The early 1990s was a beautiful time to become aware of one’s Blackness. It was the height of the Afrocentric movement, the covers of magazines like Newsweek musing aloud if Cleopatra had been Black, the widening reach of Black studies departments and Spike Lee films. Because I would only attend OSU for two scant quarters before being expelled for failing grades, the whole period felt as if the only reason I had gone to college was to uncover a deeper Blackness, that a destiny had somehow been fulfilled behind the artifice of my architectural pursuits.

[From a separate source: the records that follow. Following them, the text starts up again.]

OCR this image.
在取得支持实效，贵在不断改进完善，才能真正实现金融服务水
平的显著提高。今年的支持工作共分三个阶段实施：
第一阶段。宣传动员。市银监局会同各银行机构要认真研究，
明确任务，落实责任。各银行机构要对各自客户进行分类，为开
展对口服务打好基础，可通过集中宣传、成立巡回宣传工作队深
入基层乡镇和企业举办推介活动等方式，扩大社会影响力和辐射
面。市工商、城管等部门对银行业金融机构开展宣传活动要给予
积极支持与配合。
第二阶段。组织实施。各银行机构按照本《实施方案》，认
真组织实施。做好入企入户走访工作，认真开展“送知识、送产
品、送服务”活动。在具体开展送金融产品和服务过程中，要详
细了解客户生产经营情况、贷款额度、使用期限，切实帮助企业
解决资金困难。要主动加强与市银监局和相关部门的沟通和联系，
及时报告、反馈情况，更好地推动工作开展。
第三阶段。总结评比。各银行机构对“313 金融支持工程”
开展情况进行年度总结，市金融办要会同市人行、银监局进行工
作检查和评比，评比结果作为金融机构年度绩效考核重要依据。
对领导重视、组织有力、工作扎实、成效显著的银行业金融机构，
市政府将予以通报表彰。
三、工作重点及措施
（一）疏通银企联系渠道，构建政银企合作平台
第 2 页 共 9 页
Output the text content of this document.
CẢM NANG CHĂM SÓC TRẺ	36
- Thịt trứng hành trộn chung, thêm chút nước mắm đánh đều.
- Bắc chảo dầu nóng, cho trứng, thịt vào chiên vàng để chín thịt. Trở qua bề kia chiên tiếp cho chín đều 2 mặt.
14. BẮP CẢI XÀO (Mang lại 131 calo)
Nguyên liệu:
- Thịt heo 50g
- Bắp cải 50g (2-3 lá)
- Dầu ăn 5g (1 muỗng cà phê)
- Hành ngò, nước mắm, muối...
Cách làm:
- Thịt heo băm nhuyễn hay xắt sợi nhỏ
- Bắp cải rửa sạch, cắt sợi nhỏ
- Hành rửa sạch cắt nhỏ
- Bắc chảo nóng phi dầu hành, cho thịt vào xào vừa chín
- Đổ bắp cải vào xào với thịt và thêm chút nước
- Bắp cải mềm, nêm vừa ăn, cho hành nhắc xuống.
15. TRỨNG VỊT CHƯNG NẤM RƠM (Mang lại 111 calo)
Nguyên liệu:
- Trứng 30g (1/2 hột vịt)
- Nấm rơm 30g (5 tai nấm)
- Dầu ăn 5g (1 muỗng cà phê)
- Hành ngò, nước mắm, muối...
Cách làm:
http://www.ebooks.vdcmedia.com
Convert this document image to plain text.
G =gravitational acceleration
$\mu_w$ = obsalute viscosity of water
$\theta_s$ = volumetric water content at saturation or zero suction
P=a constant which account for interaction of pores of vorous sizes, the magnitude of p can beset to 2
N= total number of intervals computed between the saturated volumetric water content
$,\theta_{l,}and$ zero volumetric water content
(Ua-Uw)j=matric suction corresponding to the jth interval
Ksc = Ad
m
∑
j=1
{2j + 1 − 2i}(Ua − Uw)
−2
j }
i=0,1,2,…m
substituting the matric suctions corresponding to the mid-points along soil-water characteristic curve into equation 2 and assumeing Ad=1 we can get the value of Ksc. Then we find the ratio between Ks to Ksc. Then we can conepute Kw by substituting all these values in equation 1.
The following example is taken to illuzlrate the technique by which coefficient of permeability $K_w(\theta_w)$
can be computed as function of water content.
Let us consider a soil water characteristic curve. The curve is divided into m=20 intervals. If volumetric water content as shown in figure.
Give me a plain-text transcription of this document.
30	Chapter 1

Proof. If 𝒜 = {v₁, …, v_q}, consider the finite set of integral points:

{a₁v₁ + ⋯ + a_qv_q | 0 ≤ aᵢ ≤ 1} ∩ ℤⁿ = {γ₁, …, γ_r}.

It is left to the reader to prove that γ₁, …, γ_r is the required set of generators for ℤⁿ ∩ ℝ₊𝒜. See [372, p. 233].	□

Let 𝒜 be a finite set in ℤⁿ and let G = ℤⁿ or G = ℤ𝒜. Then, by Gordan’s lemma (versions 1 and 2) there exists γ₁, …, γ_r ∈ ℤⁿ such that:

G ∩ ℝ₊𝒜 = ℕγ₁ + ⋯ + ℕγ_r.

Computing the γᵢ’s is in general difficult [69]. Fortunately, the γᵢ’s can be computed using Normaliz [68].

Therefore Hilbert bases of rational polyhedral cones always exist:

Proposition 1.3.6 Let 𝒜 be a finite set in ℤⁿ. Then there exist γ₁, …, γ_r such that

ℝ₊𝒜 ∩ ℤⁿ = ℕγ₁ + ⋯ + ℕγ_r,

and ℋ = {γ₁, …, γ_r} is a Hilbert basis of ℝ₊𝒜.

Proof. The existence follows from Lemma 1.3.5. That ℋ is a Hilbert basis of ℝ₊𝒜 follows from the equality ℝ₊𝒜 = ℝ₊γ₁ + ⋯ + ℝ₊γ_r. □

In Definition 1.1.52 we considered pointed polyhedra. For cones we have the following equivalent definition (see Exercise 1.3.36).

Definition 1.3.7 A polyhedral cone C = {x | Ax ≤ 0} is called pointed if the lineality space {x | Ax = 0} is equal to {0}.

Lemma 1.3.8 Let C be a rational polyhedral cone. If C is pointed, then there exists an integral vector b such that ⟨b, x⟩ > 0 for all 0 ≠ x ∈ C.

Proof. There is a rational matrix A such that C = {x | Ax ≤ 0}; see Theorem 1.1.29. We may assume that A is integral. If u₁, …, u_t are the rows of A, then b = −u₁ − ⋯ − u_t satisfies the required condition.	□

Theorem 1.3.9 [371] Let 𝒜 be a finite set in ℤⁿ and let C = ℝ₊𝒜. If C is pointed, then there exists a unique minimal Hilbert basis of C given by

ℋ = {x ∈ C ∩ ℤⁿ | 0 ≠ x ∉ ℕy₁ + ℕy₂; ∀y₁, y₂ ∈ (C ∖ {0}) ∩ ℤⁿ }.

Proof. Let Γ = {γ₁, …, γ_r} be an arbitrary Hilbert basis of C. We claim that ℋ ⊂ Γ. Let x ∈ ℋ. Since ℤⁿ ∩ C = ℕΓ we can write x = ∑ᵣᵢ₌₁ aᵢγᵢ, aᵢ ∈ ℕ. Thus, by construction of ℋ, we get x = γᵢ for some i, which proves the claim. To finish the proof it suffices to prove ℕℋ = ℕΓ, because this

I could never tell if the Black man running the screenings in the Hale Center was another student or a local street scholar who snuck onto campus for the express purpose of showing the films, but his weekly inoculations unwound the helix of my political DNA, replacing the white cells with Malcolm X and Kwame Ture speeches. And on the evening that he slid in a bootleg VHS of the 1971 documentary The Murder of Fred Hampton, my life was changed on a primordial level.

All of the theory I had been consuming was suddenly and brutally replaced with a new understanding: It didn’t matter how innocent or sensible the work you did for Black people might be; all work on behalf of Black people was a threat. Not perceived as a threat but judged an actual threat to the status quo. That meant children’s breakfast programs and free clinics as well. Opting to step out of the system was as punishable as standing in its face.

Naturally, prior to viewing Judas and the Black Messiah — Shaka King’s new movie about Hampton and the COINTELPRO plot to assassinate him — I was sure I was going to walk away mad. I was going to take issue with the decision to focus more on FBI plant William O’Neal (played by LaKeith Stanfield) than Hampton (Daniel Kaluuya). I was going to be underwhelmed by the film’s ability to unpack the breadth of Hampton‘s politics. Ultimately, I was going to be mad because Fred Hampton is my day-one dude and he deserved the most astute treatment that cinema could deliver. In short, the movie didn’t stand a chance.

I am happy to report that my fears were largely overblown. The movie was both good and important, and I officially welcome it into the canon of Black History Month standards, somewhere between your 12th viewing of Lee’s Malcolm X and Ava DuVernay’s Selma. It is a crime that it took this long to produce such a film. Hampton’s story, even in the abbreviated form that Judas provides, is too important not to tell.